In the chaotic last days of World War II, Jacob and Kizzy are tricked into a life or death journey. Far from home, they are attacked and only just escape. They hide in a seemingly deserted mansion, but they keep hearing strange noises… Investigating, they find it shelters not only forty abandoned horses but a small band of lost children, displaced by the war. With danger on every side, can Kizzy and Jakob keep them safe and get them all home?
Research – love it or hate it – you can’t avoid it with historical fiction!
One of the reasons I love writing historical fiction is precisely the reason others avoid doing it – research. You can’t write historical fiction without undertaking a lot of it. When I am writing initially I do enough research to write myself into the story but don’t overwhelm myself with detail. That comes in the editing process.
This is part of my writing process. You see I write cold then edit hot. What this means is I get the basic story down as I don’t plan a lot. I will have a beginning and a vague sense of the ending and maybe a couple of scenes in the middle but otherwise, I have no idea what is going to happen. This is why I write the basic story very quickly. I want to see it start to evolve and be sure that it has a narrative structure that works. I can write this basic structure in a few weeks.
If I am happy with it and I feel the structure works then the editing starts and that is what takes a long time. I imagine it is like tapestry or embroidery. You have to do the outline first, which is writing the basic structure and then you have to fill in the detail and the colour to bring it to life, which for me is the editing process.
While I am first writing I will leave notes saying ‘this needs expanding’ or ‘research this’ or else highlight something in yellow which also means I have to do research. I love doing research. There is nothing more exciting than finding a little nugget that probably the reader may not notice in the writing, but you will know it is there as you know it adds depth.
Research takes many forms: the immersive where you experience what you are researching. I did that with Flight where I worked with a horse whisperer. Primary research such as documents, media, books etc from the period can be enlightening. Secondary research, again books, documentaries, articles etc created about the period. Museums and archives. Visiting the area also could be beneficial for your area. The Internet has obviously made life much easier. However, you do have to make sure your sources are credible. It is easy for research to slip into procrastination and for the story never to be written. It is very easy to get caught up falling down a rabbit hole of research.
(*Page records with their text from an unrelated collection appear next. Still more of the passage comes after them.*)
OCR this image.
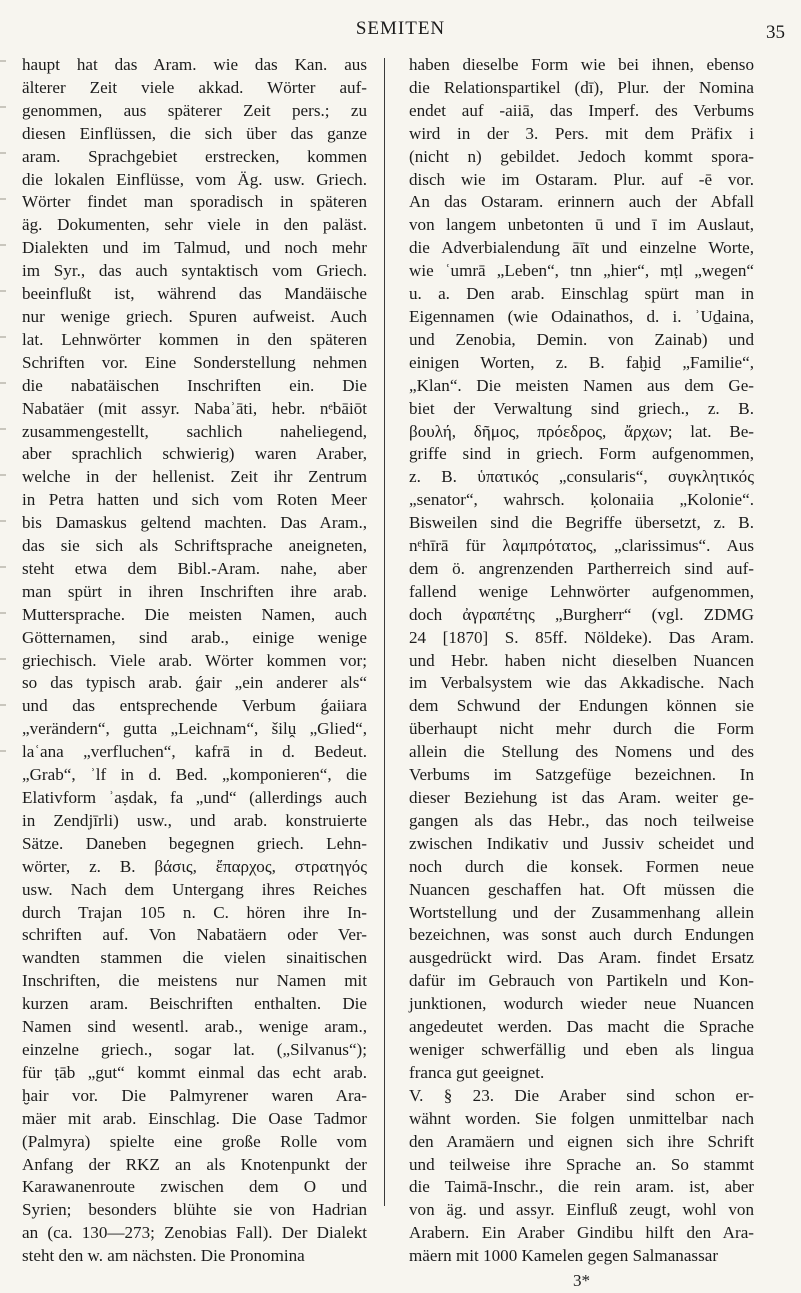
SEMITEN	35
haupt hat das Aram. wie das Kan. aus
älterer Zeit viele akkad. Wörter auf-
genommen, aus späterer Zeit pers.; zu
diesen Einflüssen, die sich über das ganze
aram. Sprachgebiet erstrecken, kommen
die lokalen Einflüsse, vom Äg. usw. Griech.
Wörter findet man sporadisch in späteren
äg. Dokumenten, sehr viele in den paläst.
Dialekten und im Talmud, und noch mehr
im Syr., das auch syntaktisch vom Griech.
beeinflußt ist, während das Mandäische
nur wenige griech. Spuren aufweist. Auch
lat. Lehnwörter kommen in den späteren
Schriften vor. Eine Sonderstellung nehmen
die nabatäischen Inschriften ein. Die
Nabatäer (mit assyr. Nabaʾāti, hebr. nᵉbāiōt
zusammengestellt, sachlich naheliegend,
aber sprachlich schwierig) waren Araber,
welche in der hellenist. Zeit ihr Zentrum
in Petra hatten und sich vom Roten Meer
bis Damaskus geltend machten. Das Aram.,
das sie sich als Schriftsprache aneigneten,
steht etwa dem Bibl.-Aram. nahe, aber
man spürt in ihren Inschriften ihre arab.
Muttersprache. Die meisten Namen, auch
Götternamen, sind arab., einige wenige
griechisch. Viele arab. Wörter kommen vor;
so das typisch arab. ǵair „ein anderer als“
und das entsprechende Verbum ǵaiiara
„verändern“, gutta „Leichnam“, šilṷ „Glied“,
laʿana „verfluchen“, kafrā in d. Bedeut.
„Grab“, ʾlf in d. Bed. „komponieren“, die
Elativform ʾaṣdak, fa „und“ (allerdings auch
in Zendjīrli) usw., und arab. konstruierte
Sätze. Daneben begegnen griech. Lehn-
wörter, z. B. βάσις, ἔπαρχος, στρατηγός
usw. Nach dem Untergang ihres Reiches
durch Trajan 105 n. C. hören ihre In-
schriften auf. Von Nabatäern oder Ver-
wandten stammen die vielen sinaitischen
Inschriften, die meistens nur Namen mit
kurzen aram. Beischriften enthalten. Die
Namen sind wesentl. arab., wenige aram.,
einzelne griech., sogar lat. („Silvanus“);
für ṭāb „gut“ kommt einmal das echt arab.
ḫair vor. Die Palmyrener waren Ara-
mäer mit arab. Einschlag. Die Oase Tadmor
(Palmyra) spielte eine große Rolle vom
Anfang der RKZ an als Knotenpunkt der
Karawanenroute zwischen dem O und
Syrien; besonders blühte sie von Hadrian
an (ca. 130—273; Zenobias Fall). Der Dialekt
steht den w. am nächsten. Die Pronomina
haben dieselbe Form wie bei ihnen, ebenso
die Relationspartikel (dī), Plur. der Nomina
endet auf -aiiā, das Imperf. des Verbums
wird in der 3. Pers. mit dem Präfix i
(nicht n) gebildet. Jedoch kommt spora-
disch wie im Ostaram. Plur. auf -ē vor.
An das Ostaram. erinnern auch der Abfall
von langem unbetonten ū und ī im Auslaut,
die Adverbialendung āīt und einzelne Worte,
wie ʿumrā „Leben“, tnn „hier“, mṭl „wegen“
u. a. Den arab. Einschlag spürt man in
Eigennamen (wie Odainathos, d. i. ʾUḏaina,
und Zenobia, Demin. von Zainab) und
einigen Worten, z. B. faḫiḏ „Familie“,
„Klan“. Die meisten Namen aus dem Ge-
biet der Verwaltung sind griech., z. B.
βουλή, δῆμος, πρόεδρος, ἄρχων; lat. Be-
griffe sind in griech. Form aufgenommen,
z. B. ὑπατικός „consularis“, συγκλητικός
„senator“, wahrsch. ḳolonaiia „Kolonie“.
Bisweilen sind die Begriffe übersetzt, z. B.
nᵉhīrā für λαμπρότατος, „clarissimus“. Aus
dem ö. angrenzenden Partherreich sind auf-
fallend wenige Lehnwörter aufgenommen,
doch ἀγραπέτης „Burgherr“ (vgl. ZDMG
24 [1870] S. 85ff. Nöldeke). Das Aram.
und Hebr. haben nicht dieselben Nuancen
im Verbalsystem wie das Akkadische. Nach
dem Schwund der Endungen können sie
überhaupt nicht mehr durch die Form
allein die Stellung des Nomens und des
Verbums im Satzgefüge bezeichnen. In
dieser Beziehung ist das Aram. weiter ge-
gangen als das Hebr., das noch teilweise
zwischen Indikativ und Jussiv scheidet und
noch durch die konsek. Formen neue
Nuancen geschaffen hat. Oft müssen die
Wortstellung und der Zusammenhang allein
bezeichnen, was sonst auch durch Endungen
ausgedrückt wird. Das Aram. findet Ersatz
dafür im Gebrauch von Partikeln und Kon-
junktionen, wodurch wieder neue Nuancen
angedeutet werden. Das macht die Sprache
weniger schwerfällig und eben als lingua
franca gut geeignet.
V. § 23. Die Araber sind schon er-
wähnt worden. Sie folgen unmittelbar nach
den Aramäern und eignen sich ihre Schrift
und teilweise ihre Sprache an. So stammt
die Taimā-Inschr., die rein aram. ist, aber
von äg. und assyr. Einfluß zeugt, wohl von
Arabern. Ein Araber Gindibu hilft den Ara-
mäern mit 1000 Kamelen gegen Salmanassar
3*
You need to keep focused on what you need.
There is also the risk that you are so proud of your research that you embed every element of it in your story, so it is like walking through treacle as you try to read it, the reader feels overwhelmed with detail. What is important is that your research is there with a light touch in your manuscript. It should inform your writing, not deaden it.
Research can of course be a source of inspiration for your story. This is what happened with both Flight and Safe. With Flight, I was playing around on Google, asking the question ‘What happened to the Spanish Riding School during the Second World War?’ Up popped Operation Cowboy, the true story about how the American Army rescued the Lipizanner mares from Hostau by driving them cowboy-style back through the German lines. The Spanish Riding School had performed in front of General Patton just beforehand. It was through reading about this that a nugget of an idea of a story began to form and became Flight. With Safe, I knew I was using the same characters so it needed to be a similar story yet different. Once again I was doing some research and I came across the idea of the ‘Lost Children’. These were displaced children who had lost both parents and roamed around Europe towards the end of the war and afterwards in packs. They were sometimes called ‘Wolf Children’ because of this. This idea again triggered a nugget of a story that grew into Safe. As you can see research can be useful in all sorts of ways.
Enjoy your research and make sure you get that story written. Historical fiction is so enjoyable to write. Have fun having a go at it. It is so wonderful to create a book where children can walk in the shoes of characters from the past. It opens their eyes and makes them think about not just the issues of the past but also how those issues might apply to the present and even take them into the future. A chance for escapism.